At least once before I’ve posted interesting or inspirational quotes related to long distance running, partly because I’ve been a runner for about thirty years (with a few short breaks in there), and partly because I receive a “quote of the day” email from Runner’s World (annoying mass-market running magazine I used to subscribe to). One of the most recent comes from perhaps my all-time favorite runner, Steve Prefontaine, who was not only one of America’s all-time great runners, but also an inspiring personality. Not only that, but he went to University of Oregon, and you’ve got to love the Ducks!
“A man can fail many times, but he isn’t a failure until he begins to blame somebody else.”
–Steve Prefontaine, American middle and long-distance runner
I’ve been fighting through a period of self-questioning with regard to my writing lately. I’m still working as hard as ever, and producing what I consider to be increasingly strong work, but just lately I’ve been feeling the sting of rejection a bit more than usual. Really just feeling a bit fatigued, though no less determined.
Prefontaine’s quote reminds me that at times when you feel bogged down in the accumulated mire of rejection or failure, it can be tempting to blame your circumstances on others. I could convince myself I’m not finding receptive editors because they’re only looking for big names anyway, or that magazines aren’t looking for the kind of thing I’m doing because the SF community only wants to see the same Heinlein and Gibson tributes over and over. I don’t really believe those things are true, but I could blame others as a way of deflecting the pain of the struggle.

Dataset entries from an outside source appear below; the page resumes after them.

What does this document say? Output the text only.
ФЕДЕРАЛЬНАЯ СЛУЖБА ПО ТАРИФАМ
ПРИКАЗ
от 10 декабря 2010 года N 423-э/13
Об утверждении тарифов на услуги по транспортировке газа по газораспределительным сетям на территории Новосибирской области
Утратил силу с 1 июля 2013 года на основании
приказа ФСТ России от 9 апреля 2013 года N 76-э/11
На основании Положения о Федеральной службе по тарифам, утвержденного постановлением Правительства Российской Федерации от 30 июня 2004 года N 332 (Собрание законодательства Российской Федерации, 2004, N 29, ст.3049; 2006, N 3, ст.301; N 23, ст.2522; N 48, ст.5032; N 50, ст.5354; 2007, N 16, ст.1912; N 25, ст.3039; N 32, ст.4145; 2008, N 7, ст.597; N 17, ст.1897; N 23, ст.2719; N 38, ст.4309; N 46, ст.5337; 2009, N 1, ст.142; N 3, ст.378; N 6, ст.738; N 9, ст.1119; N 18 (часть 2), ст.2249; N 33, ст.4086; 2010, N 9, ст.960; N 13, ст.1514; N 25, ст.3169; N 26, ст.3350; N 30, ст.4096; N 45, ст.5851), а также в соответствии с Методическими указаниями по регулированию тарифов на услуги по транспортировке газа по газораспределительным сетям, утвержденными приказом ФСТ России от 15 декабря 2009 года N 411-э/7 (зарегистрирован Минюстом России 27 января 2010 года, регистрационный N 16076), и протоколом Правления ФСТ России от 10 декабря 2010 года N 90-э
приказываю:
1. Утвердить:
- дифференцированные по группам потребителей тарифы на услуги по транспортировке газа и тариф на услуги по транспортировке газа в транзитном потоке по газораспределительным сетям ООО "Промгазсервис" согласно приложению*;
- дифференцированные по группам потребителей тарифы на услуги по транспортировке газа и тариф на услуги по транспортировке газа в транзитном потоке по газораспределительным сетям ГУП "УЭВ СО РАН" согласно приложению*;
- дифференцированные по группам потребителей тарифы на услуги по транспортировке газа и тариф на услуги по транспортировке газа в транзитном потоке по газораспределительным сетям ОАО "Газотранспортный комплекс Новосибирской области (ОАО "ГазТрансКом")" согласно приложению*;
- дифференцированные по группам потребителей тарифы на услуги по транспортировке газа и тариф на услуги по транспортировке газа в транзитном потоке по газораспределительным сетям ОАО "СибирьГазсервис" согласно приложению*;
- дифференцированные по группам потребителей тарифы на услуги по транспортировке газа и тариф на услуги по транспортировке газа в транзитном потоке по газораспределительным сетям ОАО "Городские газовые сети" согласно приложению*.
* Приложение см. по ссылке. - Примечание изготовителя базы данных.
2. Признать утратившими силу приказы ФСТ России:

Like Prefontaine, though, I believe pointing the finger at others is the beginning of failure. A writer who blames everyone outside himself won’t look hard enough at what he needs to improve, or consider what new approach to his craft might get him where he wants to be. I think looking at your own work with honest appraisal, and consistently putting in the labor, are requirements of improvement and eventual success. It’s also perfectly healthy to admit your own disappointment, so you can deal with it and move on.